I laughed and showed the driver my gloves, then told him Sunday’s story about them being the only pair remaining in the shop.

He also laughed and drove off.

When I finished the chores, I came in to get the camera. I wanted to see if I could capture the full Toxic Gloves of Doom look.

All it took was just two of the eight LEDs on my head torch. No flash. No outside lights. No car lights.

Just a very weak light shining and PING, the weird glowing things had returned.

I thought the women in the shop were laughing because I’d had to buy a pair of yellow gloves favoured by horse riders of the female persuasion.

I now suspect they were laughing because they knew there was more to the gloves than was obvious. And I clearly didn’t!

9 Responses to “Beware the Toxic Gloves of Doom!”

  1. mummys little angel Reply 22 February, 2011 at 19:23

    Ha, ha, ha

    That must have been some sight

  2. Fabulous thought! They’ve got to be worth buying just for the laughs!

  3. Can you imagine what the poor bloke must have been thinking as he drove along the road? He probably thought it was aliens or something LOL

    • Imagine how bright the gloves must have been when lit up by high-beam headlights. I didn’t notice as I had buckets in my hands and was more interested in where I was walking than in what I was holding.

  4. Lovely story! How is Harvey doing, by the way?

  5. The title of this post really grabbed me. I came across your blog after reading your comment on “The Daily Post.” Love the gloves, love the picture, I’m sure I’ll be back.

  6. Excellent! You could direct aircraft with them!

  7. Imagine what the animals were thinking when they saw you moving about.

    I wonder if they sell them in Canada. My son would love them.

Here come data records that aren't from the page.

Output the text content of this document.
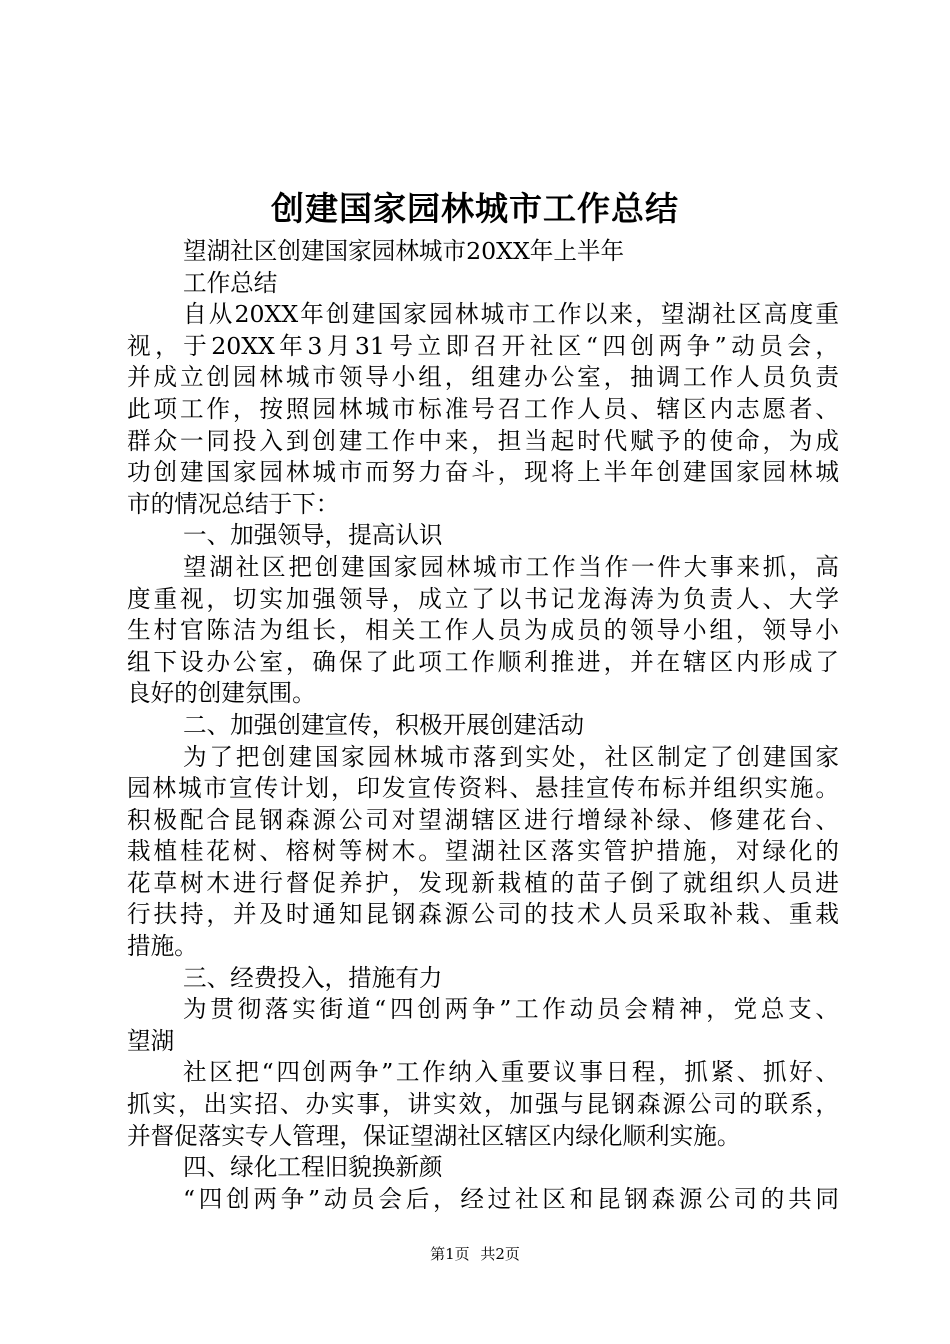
创建国家园林城市工作总结
望湖社区创建国家园林城市20XX年上半年
工作总结
自从20XX年创建国家园林城市工作以来，望湖社区高度重
视，于20XX年3月31号立即召开社区“四创两争”动员会，
并成立创园林城市领导小组，组建办公室，抽调工作人员负责
此项工作，按照园林城市标准号召工作人员、辖区内志愿者、
群众一同投入到创建工作中来，担当起时代赋予的使命，为成
功创建国家园林城市而努力奋斗，现将上半年创建国家园林城
市的情况总结于下：
一、加强领导，提高认识
望湖社区把创建国家园林城市工作当作一件大事来抓，高
度重视，切实加强领导，成立了以书记龙海涛为负责人、大学
生村官陈洁为组长，相关工作人员为成员的领导小组，领导小
组下设办公室，确保了此项工作顺利推进，并在辖区内形成了
良好的创建氛围。
二、加强创建宣传，积极开展创建活动
为了把创建国家园林城市落到实处，社区制定了创建国家
园林城市宣传计划，印发宣传资料、悬挂宣传布标并组织实施。
积极配合昆钢森源公司对望湖辖区进行增绿补绿、修建花台、
栽植桂花树、榕树等树木。望湖社区落实管护措施，对绿化的
花草树木进行督促养护，发现新栽植的苗子倒了就组织人员进
行扶持，并及时通知昆钢森源公司的技术人员采取补栽、重栽
措施。
三、经费投入，措施有力
为贯彻落实街道“四创两争”工作动员会精神，党总支、
望湖
社区把“四创两争”工作纳入重要议事日程，抓紧、抓好、
抓实，出实招、办实事，讲实效，加强与昆钢森源公司的联系，
并督促落实专人管理，保证望湖社区辖区内绿化顺利实施。
四、绿化工程旧貌换新颜
“四创两争”动员会后，经过社区和昆钢森源公司的共同
第1页 共2页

    • They’re US-made Sealskinz, so I’d imagine you’d be able to get them. I don’t know their exact name as they were sold loose, with no packaging. They’re quite warm and are genuinely waterproof, which means I can stick my hands in near frozen water to fish lumps of ice and crud out. They’re good for fine work, such as operating the controls of my DSLR, and they grip slippery wooden handles quite well.

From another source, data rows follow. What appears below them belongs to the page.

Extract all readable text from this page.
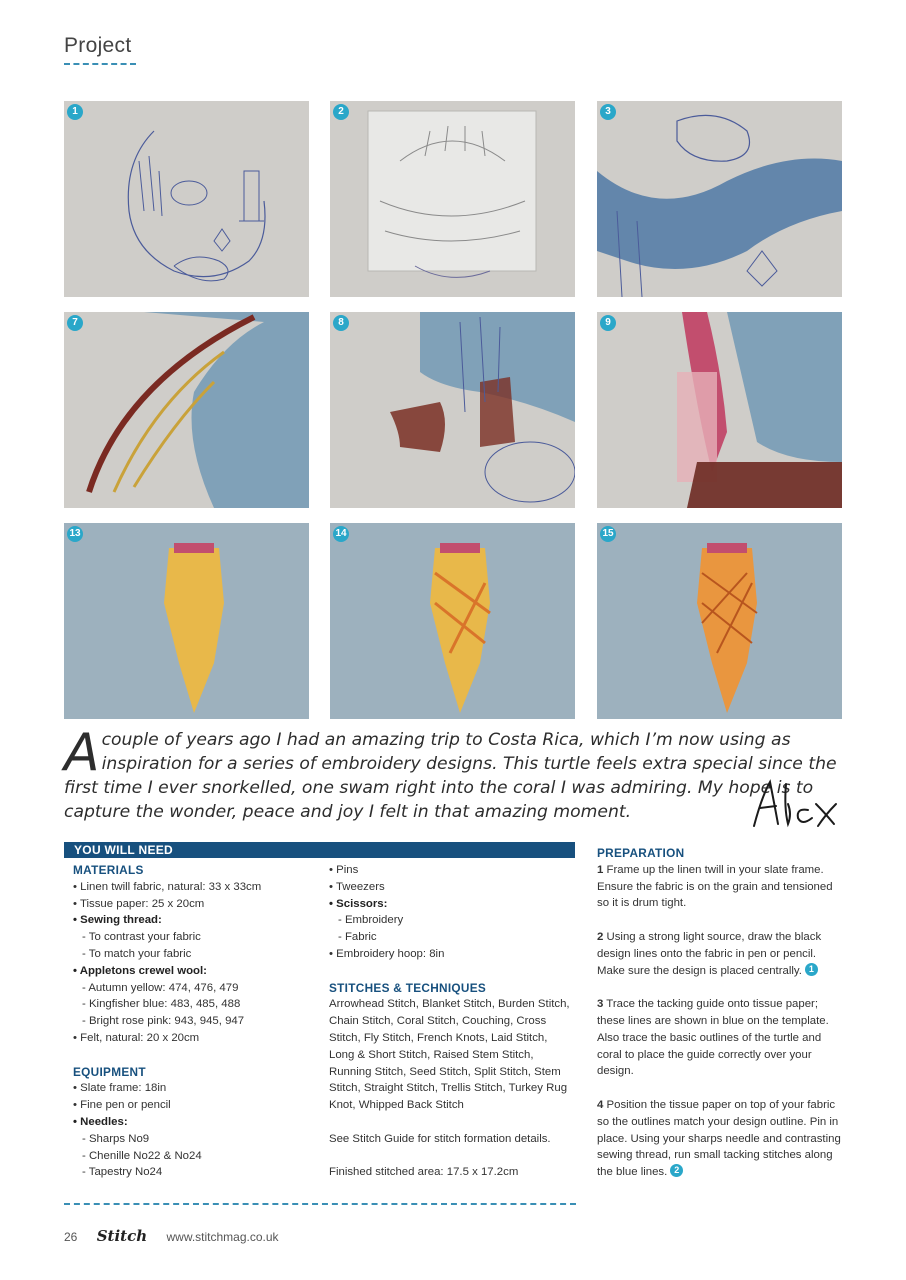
Project
1	2	3
7	8	9
13	14	15
A couple of years ago I had an amazing trip to Costa Rica, which I’m now using as inspiration for a series of embroidery designs. This turtle feels extra special since the first time I ever snorkelled, one swam right into the coral I was admiring. My hope is to capture the wonder, peace and joy I felt in that amazing moment.
YOU WILL NEED
MATERIALS
• Linen twill fabric, natural: 33 x 33cm
• Tissue paper: 25 x 20cm
• Sewing thread:
- To contrast your fabric
- To match your fabric
• Appletons crewel wool:
- Autumn yellow: 474, 476, 479
- Kingfisher blue: 483, 485, 488
- Bright rose pink: 943, 945, 947
• Felt, natural: 20 x 20cm
EQUIPMENT
• Slate frame: 18in
• Fine pen or pencil
• Needles:
- Sharps No9
- Chenille No22 & No24
- Tapestry No24
• Pins
• Tweezers
• Scissors:
- Embroidery
- Fabric
• Embroidery hoop: 8in
STITCHES & TECHNIQUES
Arrowhead Stitch, Blanket Stitch, Burden Stitch, Chain Stitch, Coral Stitch, Couching, Cross Stitch, Fly Stitch, French Knots, Laid Stitch, Long & Short Stitch, Raised Stem Stitch, Running Stitch, Seed Stitch, Split Stitch, Stem Stitch, Straight Stitch, Trellis Stitch, Turkey Rug Knot, Whipped Back Stitch
See Stitch Guide for stitch formation details.
Finished stitched area: 17.5 x 17.2cm
PREPARATION
1 Frame up the linen twill in your slate frame. Ensure the fabric is on the grain and tensioned so it is drum tight.
2 Using a strong light source, draw the black design lines onto the fabric in pen or pencil. Make sure the design is placed centrally. 1
3 Trace the tacking guide onto tissue paper; these lines are shown in blue on the template. Also trace the basic outlines of the turtle and coral to place the guide correctly over your design.
4 Position the tissue paper on top of your fabric so the outlines match your design outline. Pin in place. Using your sharps needle and contrasting sewing thread, run small tacking stitches along the blue lines. 2
26 Stitch www.stitchmag.co.uk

      However, they’re not as robust or protective as the fleece-lined leather gloves I normally wear. I certainly wouldn’t want to handle wire, rough timber or sharped-edged steel with them. As they’re waterproof, I suspect that doing a lot of sustained hard work could well result in sweaty glove syndrome and even to trench hand. Basically, the gloves will fill with sweat and your hands will be immersed in it. I’ve had this happen a couple of times with other waterproof gloves and it leads to skin peeling off. They’re okay in sub-freezing weather though, particularly if you sprinkle talcum powder on your hands before gloving up.